The active components in crude aqueous extracts of P. indica root may be good candidates for further investigation into the search for effective anti-cancer and synergistic drugs. It is also important to note that aqueous extracts of herbal substance was previously found to be less toxic than ethanol extracts of herbal material; the LD50 of aqueous and ethanol extracts were 12.30 g/kg and 6.15 g/kg, respectively . We found that P. indica leaf and root crude aqueous extracts possess pro-oxidant, anti-proliferation, and anti-migration properties in GBM8401 malignant glioma cells and HeLa cervical carcinoma cells, and that P. indica root crude aqueous extract inhibited focus formation of these cancer cells.

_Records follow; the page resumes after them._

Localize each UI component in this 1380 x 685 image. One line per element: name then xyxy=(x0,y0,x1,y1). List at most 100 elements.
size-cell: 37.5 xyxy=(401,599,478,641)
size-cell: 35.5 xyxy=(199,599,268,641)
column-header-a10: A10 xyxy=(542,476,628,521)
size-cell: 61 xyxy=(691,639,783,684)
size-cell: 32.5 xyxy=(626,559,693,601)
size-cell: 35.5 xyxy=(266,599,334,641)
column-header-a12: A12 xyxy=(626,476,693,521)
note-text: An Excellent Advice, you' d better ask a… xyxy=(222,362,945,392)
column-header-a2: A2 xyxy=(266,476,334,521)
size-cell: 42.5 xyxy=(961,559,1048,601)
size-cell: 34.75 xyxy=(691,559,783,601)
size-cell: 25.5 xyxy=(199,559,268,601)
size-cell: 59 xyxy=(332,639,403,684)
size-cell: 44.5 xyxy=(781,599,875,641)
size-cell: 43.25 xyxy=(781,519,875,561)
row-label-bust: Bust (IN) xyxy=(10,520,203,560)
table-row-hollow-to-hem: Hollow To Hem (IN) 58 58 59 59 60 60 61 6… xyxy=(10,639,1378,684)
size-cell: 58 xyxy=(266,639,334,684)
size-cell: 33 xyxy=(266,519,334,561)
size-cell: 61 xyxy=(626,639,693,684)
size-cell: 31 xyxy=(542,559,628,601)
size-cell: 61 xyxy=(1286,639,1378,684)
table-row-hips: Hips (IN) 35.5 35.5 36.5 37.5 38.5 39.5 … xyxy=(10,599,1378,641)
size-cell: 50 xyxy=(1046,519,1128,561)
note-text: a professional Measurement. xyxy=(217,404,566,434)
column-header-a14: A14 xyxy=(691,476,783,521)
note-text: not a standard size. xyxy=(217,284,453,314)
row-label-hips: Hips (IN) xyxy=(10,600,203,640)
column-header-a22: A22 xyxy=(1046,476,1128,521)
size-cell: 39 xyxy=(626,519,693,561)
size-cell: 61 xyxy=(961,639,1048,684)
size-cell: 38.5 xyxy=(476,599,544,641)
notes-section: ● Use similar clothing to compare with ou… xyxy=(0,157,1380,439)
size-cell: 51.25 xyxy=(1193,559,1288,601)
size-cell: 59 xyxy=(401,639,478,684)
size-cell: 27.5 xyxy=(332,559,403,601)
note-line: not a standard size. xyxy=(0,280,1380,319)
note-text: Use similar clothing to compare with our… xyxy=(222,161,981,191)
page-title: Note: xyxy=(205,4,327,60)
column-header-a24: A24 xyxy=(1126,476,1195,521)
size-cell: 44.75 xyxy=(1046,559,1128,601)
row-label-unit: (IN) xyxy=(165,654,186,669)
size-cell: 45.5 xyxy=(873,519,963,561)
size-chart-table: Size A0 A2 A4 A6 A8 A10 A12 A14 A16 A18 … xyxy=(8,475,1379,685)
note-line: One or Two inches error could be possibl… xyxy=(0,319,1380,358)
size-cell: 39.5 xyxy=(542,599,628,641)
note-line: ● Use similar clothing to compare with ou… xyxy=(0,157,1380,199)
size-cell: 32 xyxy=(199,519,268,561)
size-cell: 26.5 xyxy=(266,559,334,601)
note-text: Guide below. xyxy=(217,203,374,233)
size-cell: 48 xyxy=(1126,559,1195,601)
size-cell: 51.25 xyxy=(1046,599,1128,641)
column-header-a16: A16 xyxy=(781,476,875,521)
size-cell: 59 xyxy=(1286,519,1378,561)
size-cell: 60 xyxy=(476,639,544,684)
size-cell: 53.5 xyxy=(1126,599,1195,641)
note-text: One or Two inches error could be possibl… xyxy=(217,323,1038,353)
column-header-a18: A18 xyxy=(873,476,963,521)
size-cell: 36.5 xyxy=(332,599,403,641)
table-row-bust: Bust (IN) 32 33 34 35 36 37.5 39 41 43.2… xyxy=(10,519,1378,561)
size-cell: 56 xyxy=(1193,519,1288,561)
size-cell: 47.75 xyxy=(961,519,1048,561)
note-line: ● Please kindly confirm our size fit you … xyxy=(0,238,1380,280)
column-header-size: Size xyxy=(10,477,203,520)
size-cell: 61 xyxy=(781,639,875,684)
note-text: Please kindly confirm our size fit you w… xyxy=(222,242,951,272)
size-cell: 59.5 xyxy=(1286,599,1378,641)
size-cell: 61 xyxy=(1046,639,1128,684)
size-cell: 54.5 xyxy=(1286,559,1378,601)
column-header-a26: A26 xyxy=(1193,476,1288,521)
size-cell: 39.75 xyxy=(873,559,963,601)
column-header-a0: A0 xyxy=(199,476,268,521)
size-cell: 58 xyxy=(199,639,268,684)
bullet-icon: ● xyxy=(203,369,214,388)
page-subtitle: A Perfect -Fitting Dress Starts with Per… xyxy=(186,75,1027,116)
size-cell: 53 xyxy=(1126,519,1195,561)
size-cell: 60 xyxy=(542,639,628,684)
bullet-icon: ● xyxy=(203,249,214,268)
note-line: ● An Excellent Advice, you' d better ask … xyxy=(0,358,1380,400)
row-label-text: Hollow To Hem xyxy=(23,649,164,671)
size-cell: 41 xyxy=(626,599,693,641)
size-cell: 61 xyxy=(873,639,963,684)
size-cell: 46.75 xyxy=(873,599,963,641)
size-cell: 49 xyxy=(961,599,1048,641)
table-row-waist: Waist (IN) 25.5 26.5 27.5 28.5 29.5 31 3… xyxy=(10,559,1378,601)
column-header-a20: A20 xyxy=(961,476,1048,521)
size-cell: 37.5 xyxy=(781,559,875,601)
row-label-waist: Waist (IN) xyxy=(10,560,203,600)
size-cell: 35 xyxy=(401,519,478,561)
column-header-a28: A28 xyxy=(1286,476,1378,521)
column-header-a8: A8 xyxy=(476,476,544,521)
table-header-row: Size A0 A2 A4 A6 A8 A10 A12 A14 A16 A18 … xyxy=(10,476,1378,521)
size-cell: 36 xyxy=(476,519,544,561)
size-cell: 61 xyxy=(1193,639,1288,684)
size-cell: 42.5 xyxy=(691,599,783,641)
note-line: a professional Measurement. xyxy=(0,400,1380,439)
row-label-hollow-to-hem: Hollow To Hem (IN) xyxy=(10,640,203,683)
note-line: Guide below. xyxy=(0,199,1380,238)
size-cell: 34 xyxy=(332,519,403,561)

We also found that phosphorylated-p53 and p21 are induced in GBM8401 and HeLa cells after P. indica root crude aqueous extracts treatments. As keenly pointed out by a review, the challenge in CAM is to avoid contaminated products and those that may interact with prescription pharmaceuticals . Further examination into the underlying anti-cancer mechanism and pharmacodynamic and pharmacokinetic interactions with current cancer drugs should be carried out to ensure effective clinical application and usage of P. indica leaf or root crude aqueous extract.